Quando è necessaria maggiore prudenza

La presenza di vene varicose, di per sé, non costituisce necessariamente una controindicazione alla camminata in acqua. Proprio i pazienti con insufficienza venosa e senso di pesantezza possono trarre beneficio dalla pressione idrostatica e dal movimento muscolare.

È invece opportuna una valutazione preventiva in presenza di:

  • edema improvviso, doloroso o prevalentemente monolaterale;
  • sospetta trombosi venosa;
  • scompenso cardiaco non stabilizzato o recente peggioramento dei sintomi;
  • cardiopatie o patologie respiratorie non controllate;
  • ulcere, ferite aperte o infezioni cutanee;
  • marcate difficoltà di equilibrio o precedenti episodi di perdita di coscienza.

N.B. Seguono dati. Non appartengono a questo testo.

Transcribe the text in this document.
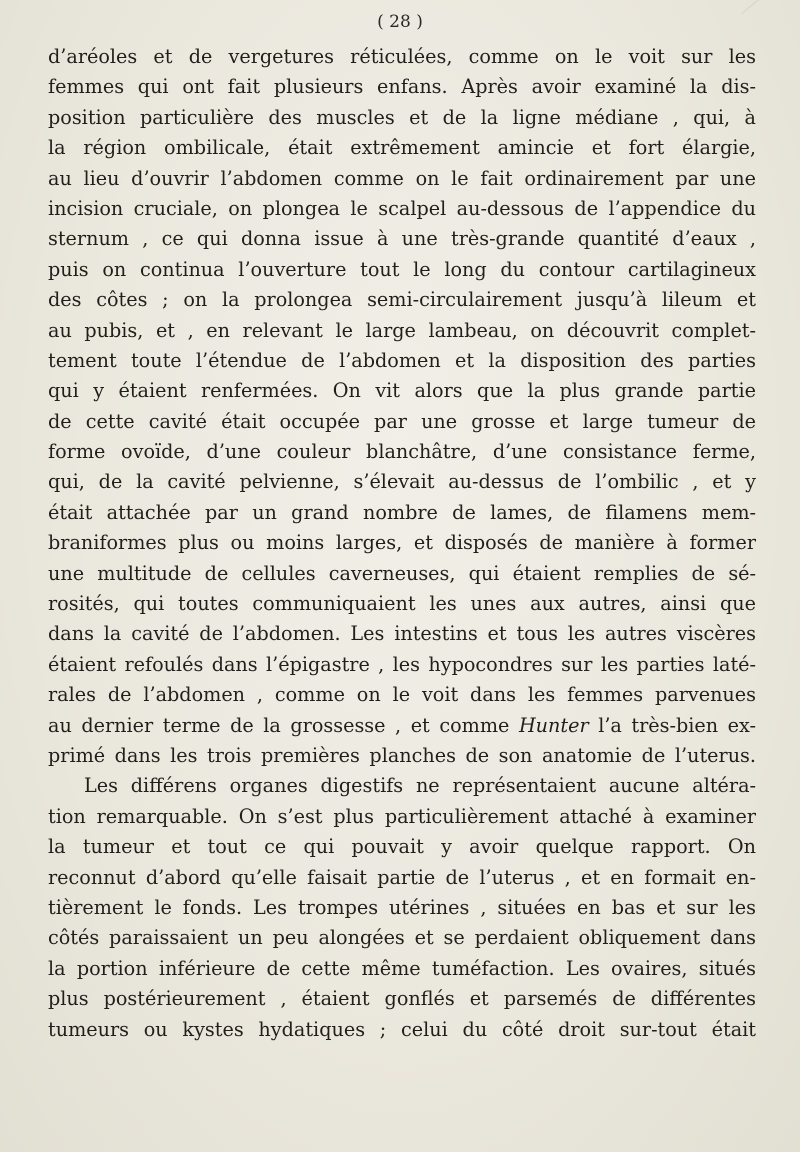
( 28 )
d’aréoles et de vergetures réticulées, comme on le voit sur les
femmes qui ont fait plusieurs enfans. Après avoir examiné la dis-
position particulière des muscles et de la ligne médiane , qui, à
la région ombilicale, était extrêmement amincie et fort élargie,
au lieu d’ouvrir l’abdomen comme on le fait ordinairement par une
incision cruciale, on plongea le scalpel au-dessous de l’appendice du
sternum , ce qui donna issue à une très-grande quantité d’eaux ,
puis on continua l’ouverture tout le long du contour cartilagineux
des côtes ; on la prolongea semi-circulairement jusqu’à lileum et
au pubis, et , en relevant le large lambeau, on découvrit complet-
tement toute l’étendue de l’abdomen et la disposition des parties
qui y étaient renfermées. On vit alors que la plus grande partie
de cette cavité était occupée par une grosse et large tumeur de
forme ovoïde, d’une couleur blanchâtre, d’une consistance ferme,
qui, de la cavité pelvienne, s’élevait au-dessus de l’ombilic , et y
était attachée par un grand nombre de lames, de filamens mem-
braniformes plus ou moins larges, et disposés de manière à former
une multitude de cellules caverneuses, qui étaient remplies de sé-
rosités, qui toutes communiquaient les unes aux autres, ainsi que
dans la cavité de l’abdomen. Les intestins et tous les autres viscères
étaient refoulés dans l’épigastre , les hypocondres sur les parties laté-
rales de l’abdomen , comme on le voit dans les femmes parvenues
au dernier terme de la grossesse , et comme Hunter l’a très-bien ex-
primé dans les trois premières planches de son anatomie de l’uterus.
Les différens organes digestifs ne représentaient aucune altéra-
tion remarquable. On s’est plus particulièrement attaché à examiner
la tumeur et tout ce qui pouvait y avoir quelque rapport. On
reconnut d’abord qu’elle faisait partie de l’uterus , et en formait en-
tièrement le fonds. Les trompes utérines , situées en bas et sur les
côtés paraissaient un peu alongées et se perdaient obliquement dans
la portion inférieure de cette même tuméfaction. Les ovaires, situés
plus postérieurement , étaient gonflés et parsemés de différentes
tumeurs ou kystes hydatiques ; celui du côté droit sur-tout était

Durante la camminata in mare o in altri ambienti naturali occorre considerare anche la temperatura dell’acqua, le correnti, le onde, la presenza di buche e l’irregolarità del fondale. È preferibile camminare parallelamente alla riva, in una zona conosciuta e senza allontanarsi, soprattutto quando non si è allenati o si presentano problemi di equilibrio.

L’attività deve essere interrotta in caso di dolore toracico, difficoltà respiratoria insolita, vertigini, palpitazioni persistenti, debolezza improvvisa o dolore importante agli arti inferiori.

Regolarità prima dell’intensità

Camminare in acqua può rappresentare una valida opportunità per muoversi, attivare la muscolatura degli arti inferiori e contrastare la sensazione di gonfiore e pesantezza. Non deve tuttavia essere presentato come una terapia universale né come un modo per ignorare le cause cliniche di un edema persistente.

Come accade per molte forme di attività fisica, i risultati dipendono soprattutto dalla continuità. Una camminata regolare, graduale e compatibile con le condizioni individuali è generalmente più utile di sessioni occasionali svolte a intensità eccessiva.